I'm being slightly facetious, and that's because this week two articles on women’s clothing made my jaw drop. The first was a parody of conservative religious edicts by Roznama Jawani, the Pakistani version of The Onion. The article reports on protests against Pakistani lingerie shops, quoting protesters and Islamic scholars as saying that the use of padded and colourful bras by Muslim women is unislamic, immodest, and calls for the offending underwear to be banned, citing that only "devil women purposefully accentuate their private parts.” In the story, they even invited researchers to invent underwear that would suppress a woman's natural curves and keep her chest looking virginal, or in other words, pre-pubescent:
The third employee … was cheered on by the crowd after she announced, “I will not wear these sinful, men-attracting padded bras that make my jugs look juicy.” She then ripped out her bra and threw it on the ground where the protesters stomped on it repeatedly. She was later thrown an abaya by someone in the crowd.The article was published with the headline: “Padded Bras are Devil’s Cushions” says Council of Islamic Ideology, and illustrated with an obvious photoshopped lecture presentation of a giant brazier. The parody ended up being reposted by Fox News’ Fox Nation website. As a factual news story.
The second article is more serious. Last week, Human Rights Watch released a 40-page report on acts of violence, harassment and threats that occurred against women in Chechnya during most of 2010. The purpose of the documented attacks was to intimidate women into wearing the hijab or into dressing more modestly – and included several physical attacks with paintball guns. The perpetrators are believed to be gangs of government supported, law enforcement officials charged with the task of supporting a “quasi-official virtue campaign” – ensuring that women are piously attired when leaving the house:
Aggressive young men joined the purported council envoys, pulling on women's sleeves, skirts, and hair, touching the bare skin on their arms, accusing them of dressing like "harlots" and making other humiliating remarks and gestures. In interviews with Human Rights Watch, over 30 victims and witnesses described a pattern of harassment that continued throughout Ramadan and that in some cases involved law enforcement authorities as enforcers of the women's dress code.So no, I'm not surprised that Fox news, or the resulting comments from readers, not only believed the parody article, but took it as an opportunity to fear and hate monger against Muslim men, women, Islamic scholars and shariah law. While I'm sick of Islamic feminism always being reduced to our obsession with hijab, it's plainly obvious that it continues to be a struggle for power and a vehicle to control the active, public participation of women.

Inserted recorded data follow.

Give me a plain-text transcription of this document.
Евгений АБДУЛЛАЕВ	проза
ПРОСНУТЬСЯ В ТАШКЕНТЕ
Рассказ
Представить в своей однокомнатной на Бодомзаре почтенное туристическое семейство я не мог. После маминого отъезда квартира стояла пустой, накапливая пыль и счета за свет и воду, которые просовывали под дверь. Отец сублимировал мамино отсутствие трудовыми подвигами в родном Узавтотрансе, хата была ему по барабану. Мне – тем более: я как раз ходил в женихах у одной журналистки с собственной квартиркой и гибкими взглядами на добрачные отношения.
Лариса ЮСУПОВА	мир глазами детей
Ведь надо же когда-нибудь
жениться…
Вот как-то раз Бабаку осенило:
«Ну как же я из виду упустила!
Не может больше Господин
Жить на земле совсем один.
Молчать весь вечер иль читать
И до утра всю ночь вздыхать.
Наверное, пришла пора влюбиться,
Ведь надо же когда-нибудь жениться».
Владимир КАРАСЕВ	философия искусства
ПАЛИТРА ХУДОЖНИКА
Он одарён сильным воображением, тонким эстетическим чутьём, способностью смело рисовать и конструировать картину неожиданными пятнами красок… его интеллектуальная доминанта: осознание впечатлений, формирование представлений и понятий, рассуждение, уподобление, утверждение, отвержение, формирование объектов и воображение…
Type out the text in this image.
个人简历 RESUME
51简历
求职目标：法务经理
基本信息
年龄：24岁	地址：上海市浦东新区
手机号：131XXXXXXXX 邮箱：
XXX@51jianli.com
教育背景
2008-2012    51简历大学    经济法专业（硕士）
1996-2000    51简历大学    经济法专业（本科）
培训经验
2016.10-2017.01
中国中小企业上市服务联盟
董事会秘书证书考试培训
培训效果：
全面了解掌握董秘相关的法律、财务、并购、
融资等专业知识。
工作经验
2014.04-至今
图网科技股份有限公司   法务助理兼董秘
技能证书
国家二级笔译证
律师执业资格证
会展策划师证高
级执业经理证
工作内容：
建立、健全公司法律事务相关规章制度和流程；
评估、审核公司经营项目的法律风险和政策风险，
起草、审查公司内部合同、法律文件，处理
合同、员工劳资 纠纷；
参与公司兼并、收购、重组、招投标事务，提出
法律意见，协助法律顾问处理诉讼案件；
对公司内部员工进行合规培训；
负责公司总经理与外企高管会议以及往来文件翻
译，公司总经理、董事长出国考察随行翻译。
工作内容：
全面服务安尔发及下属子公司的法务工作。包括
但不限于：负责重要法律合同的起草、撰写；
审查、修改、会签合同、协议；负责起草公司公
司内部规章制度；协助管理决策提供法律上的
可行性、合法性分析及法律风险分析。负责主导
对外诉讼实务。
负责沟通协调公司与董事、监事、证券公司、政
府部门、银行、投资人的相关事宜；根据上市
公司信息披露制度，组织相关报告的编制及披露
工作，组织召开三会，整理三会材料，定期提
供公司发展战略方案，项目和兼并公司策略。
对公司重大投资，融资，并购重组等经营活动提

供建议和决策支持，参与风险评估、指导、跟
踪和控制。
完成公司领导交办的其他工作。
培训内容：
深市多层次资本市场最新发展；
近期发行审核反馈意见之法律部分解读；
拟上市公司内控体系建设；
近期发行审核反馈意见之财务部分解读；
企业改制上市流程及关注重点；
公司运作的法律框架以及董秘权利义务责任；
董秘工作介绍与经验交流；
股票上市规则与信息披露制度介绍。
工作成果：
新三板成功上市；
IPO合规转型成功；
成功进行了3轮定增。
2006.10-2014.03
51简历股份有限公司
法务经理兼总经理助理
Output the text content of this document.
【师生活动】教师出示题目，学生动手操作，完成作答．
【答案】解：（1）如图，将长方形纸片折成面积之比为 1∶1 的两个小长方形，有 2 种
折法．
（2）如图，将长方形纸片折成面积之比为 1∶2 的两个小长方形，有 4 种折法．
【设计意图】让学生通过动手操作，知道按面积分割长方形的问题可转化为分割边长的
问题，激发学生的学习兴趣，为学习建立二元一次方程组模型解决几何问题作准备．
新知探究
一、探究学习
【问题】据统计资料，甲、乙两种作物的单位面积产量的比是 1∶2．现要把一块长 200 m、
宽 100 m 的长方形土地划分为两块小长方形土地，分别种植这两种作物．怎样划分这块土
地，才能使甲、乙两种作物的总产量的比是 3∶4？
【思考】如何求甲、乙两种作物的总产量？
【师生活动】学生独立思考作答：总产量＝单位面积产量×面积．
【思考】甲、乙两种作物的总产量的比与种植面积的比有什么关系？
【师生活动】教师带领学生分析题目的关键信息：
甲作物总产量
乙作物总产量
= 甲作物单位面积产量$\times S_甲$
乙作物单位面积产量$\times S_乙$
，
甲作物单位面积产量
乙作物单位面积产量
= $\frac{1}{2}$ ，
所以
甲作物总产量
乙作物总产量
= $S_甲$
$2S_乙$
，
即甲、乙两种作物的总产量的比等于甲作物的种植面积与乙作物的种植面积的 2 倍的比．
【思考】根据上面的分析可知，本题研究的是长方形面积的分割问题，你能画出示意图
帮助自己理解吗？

I feel sometimes that the Muslim community is suffering from quixotic expectations for women on a global scale -- from within and without. There are indeed religious edicts banning bras and high heels, while hijabistas are lauded for their attempts to westernize Islamic concepts of modesty into fashionable Islam. It’s tongue-in-cheek to say that "devil women purposefully accentuate their private parts,” but I’m one of many women purposefully accentuating my hijab. Hijab is marketed as a defense from temptation, but women in hijab are routinely harassed. Women are made the sole protectors of modesty and chastity, but Muslim women are banned from wearing hijab in Muslim and in non-Muslim countries. Pious sexy hijab is an expression of culture, style and personality for some, while countless women are shamed, attacked, sexually assaulted, terrorized and raped into wearing it.